You ask what happened to the book about Longwarden I was going to call Past Forgetting from the song I'll See You Again written by Noel Coward for his 1929 operetta Bitter Sweet.

I'll see you again,
Whenever spring breaks through again.
Time may lie heavy between,
But what has been
Is past forgetting.
This sweet memory
Across the years will come to me;
Tho' my world may go awry,
In my heart will ever lie
Just the echo of a sigh,
Goodbye.

Unhappy first experience of mainstream publishing


What happened was that I wasn't happy with my first experience of mainstream publishing. Having started writing in my twenties, by the late Eighties I had been published by the legendary Boon brothers for 30 years and imagined that other publishers would be like them. Which, ten or fifteen years earlier, some still were.

But by 1987, publishing was starting to change into the "industry" as we see it today; a world of giant corporations heavily influenced by marketing people rather than experienced editors.

Also I had begun to realise that I couldn't write 250,000 words of mainstream fiction a year plus two romances for Mills & Boon totalling around 110,000 words. I was going to have to make a choice.

At that time, M&B were enjoying what are now seen as the "golden years" for romance authors, still relatively few in number and, if they had a good track record, encouraged to write as they pleased rather than obeying the diktats of marketing people with regards to themes and titles.

Before I had made up my mind, a mainsteam editor I had met and liked made a good offer for next Longwarden novel. Less experienced writers would have jumped at the opportunity, but I read the book trade press and was uneasy about future of the company. While I was hesitating, the editor was moved to another imprint and her successor didn't like the Longwarden proposal. So I put Longwarden on hold for a while, a situation which has continued for a long time.

Now I think the best thing to do is to publish the book myself.
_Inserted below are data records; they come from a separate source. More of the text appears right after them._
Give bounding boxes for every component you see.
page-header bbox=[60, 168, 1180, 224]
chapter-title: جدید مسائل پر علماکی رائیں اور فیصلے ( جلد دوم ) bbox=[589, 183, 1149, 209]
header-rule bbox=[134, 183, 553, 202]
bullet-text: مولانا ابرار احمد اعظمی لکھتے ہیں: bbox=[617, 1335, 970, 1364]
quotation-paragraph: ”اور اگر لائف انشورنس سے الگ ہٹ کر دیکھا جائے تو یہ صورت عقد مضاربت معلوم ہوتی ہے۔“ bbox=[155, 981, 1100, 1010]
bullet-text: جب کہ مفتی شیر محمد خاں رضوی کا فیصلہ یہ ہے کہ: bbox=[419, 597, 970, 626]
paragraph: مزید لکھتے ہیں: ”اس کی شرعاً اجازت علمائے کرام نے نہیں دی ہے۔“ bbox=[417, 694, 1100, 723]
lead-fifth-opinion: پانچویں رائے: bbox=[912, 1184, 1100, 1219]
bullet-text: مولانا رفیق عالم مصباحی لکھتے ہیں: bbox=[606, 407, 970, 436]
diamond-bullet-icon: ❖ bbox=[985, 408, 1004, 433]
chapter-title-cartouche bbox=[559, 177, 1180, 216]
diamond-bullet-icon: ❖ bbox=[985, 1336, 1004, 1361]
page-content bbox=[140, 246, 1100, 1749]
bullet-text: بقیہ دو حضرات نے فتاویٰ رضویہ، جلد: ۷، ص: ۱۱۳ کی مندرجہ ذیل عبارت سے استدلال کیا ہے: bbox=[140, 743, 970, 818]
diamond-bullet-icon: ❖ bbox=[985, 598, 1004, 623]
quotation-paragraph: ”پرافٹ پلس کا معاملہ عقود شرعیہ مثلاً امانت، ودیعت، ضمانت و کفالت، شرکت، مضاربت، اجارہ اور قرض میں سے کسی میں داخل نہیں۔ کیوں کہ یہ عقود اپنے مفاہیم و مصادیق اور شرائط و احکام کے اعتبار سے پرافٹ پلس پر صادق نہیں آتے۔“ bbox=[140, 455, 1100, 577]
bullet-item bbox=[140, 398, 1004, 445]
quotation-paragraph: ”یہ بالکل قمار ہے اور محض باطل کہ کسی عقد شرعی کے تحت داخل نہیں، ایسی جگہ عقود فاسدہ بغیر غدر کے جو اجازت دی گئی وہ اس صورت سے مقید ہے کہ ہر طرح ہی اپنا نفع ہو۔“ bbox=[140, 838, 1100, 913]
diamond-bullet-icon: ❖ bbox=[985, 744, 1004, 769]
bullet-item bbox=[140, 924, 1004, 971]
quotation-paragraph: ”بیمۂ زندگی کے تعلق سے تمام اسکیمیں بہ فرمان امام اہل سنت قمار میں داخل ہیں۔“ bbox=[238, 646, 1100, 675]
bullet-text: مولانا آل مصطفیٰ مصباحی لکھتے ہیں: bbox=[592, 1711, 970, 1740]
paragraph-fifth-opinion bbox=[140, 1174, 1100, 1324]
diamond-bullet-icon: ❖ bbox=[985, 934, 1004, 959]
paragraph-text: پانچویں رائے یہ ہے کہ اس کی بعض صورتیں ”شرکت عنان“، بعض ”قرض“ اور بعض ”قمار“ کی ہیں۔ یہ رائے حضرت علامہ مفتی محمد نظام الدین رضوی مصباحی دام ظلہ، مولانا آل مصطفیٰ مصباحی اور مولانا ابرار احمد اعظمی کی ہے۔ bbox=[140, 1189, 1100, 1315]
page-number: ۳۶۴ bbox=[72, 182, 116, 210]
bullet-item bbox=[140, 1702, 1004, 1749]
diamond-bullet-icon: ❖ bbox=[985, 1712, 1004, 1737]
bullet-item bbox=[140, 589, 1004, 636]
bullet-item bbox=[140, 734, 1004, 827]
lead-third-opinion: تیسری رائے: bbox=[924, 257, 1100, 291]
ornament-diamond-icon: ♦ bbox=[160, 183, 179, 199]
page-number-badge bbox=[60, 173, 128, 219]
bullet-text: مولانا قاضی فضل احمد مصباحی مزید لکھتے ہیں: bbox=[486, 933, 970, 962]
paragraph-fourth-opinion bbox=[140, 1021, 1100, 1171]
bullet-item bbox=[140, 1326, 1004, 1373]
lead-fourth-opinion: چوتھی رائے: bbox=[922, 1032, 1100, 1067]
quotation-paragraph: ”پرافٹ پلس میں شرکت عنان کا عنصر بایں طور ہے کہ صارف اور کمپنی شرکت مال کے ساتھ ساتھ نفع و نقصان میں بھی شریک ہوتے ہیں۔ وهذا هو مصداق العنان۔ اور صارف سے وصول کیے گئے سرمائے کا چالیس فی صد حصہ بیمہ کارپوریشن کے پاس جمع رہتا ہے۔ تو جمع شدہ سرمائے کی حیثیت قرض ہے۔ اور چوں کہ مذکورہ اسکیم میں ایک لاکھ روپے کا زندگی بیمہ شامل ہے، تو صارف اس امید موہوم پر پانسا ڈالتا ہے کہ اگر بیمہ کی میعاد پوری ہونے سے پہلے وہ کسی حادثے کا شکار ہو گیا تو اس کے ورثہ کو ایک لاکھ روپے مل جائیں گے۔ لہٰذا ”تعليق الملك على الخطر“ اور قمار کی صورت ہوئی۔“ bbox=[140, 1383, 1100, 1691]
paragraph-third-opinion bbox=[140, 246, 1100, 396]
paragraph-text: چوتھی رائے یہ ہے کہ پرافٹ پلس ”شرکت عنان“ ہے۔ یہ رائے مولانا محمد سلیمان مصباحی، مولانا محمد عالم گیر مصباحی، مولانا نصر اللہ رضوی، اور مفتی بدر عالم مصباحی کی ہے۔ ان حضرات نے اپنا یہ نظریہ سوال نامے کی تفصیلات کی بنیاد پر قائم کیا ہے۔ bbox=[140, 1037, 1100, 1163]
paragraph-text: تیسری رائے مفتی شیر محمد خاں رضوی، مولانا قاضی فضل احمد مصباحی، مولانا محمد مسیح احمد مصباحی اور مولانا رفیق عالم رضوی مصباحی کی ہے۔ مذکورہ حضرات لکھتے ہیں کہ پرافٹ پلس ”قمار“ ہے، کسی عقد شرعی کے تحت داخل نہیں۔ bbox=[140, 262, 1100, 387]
I really couldn't bear another jacket like the one on the paperback of All My Worldly Goods which shows six of the main characters looking nothing like my idea of them, particularly Nick Dean.

He, as Lorna knows, returned to Longwarden after two years as a caballero legionario in the Spanish Foreign Legion but is shown on the cover looking pasty-faced instead of bronzed and wearing a French Foreign Legion kepi instead of the scarlet-tasselled cap he should have.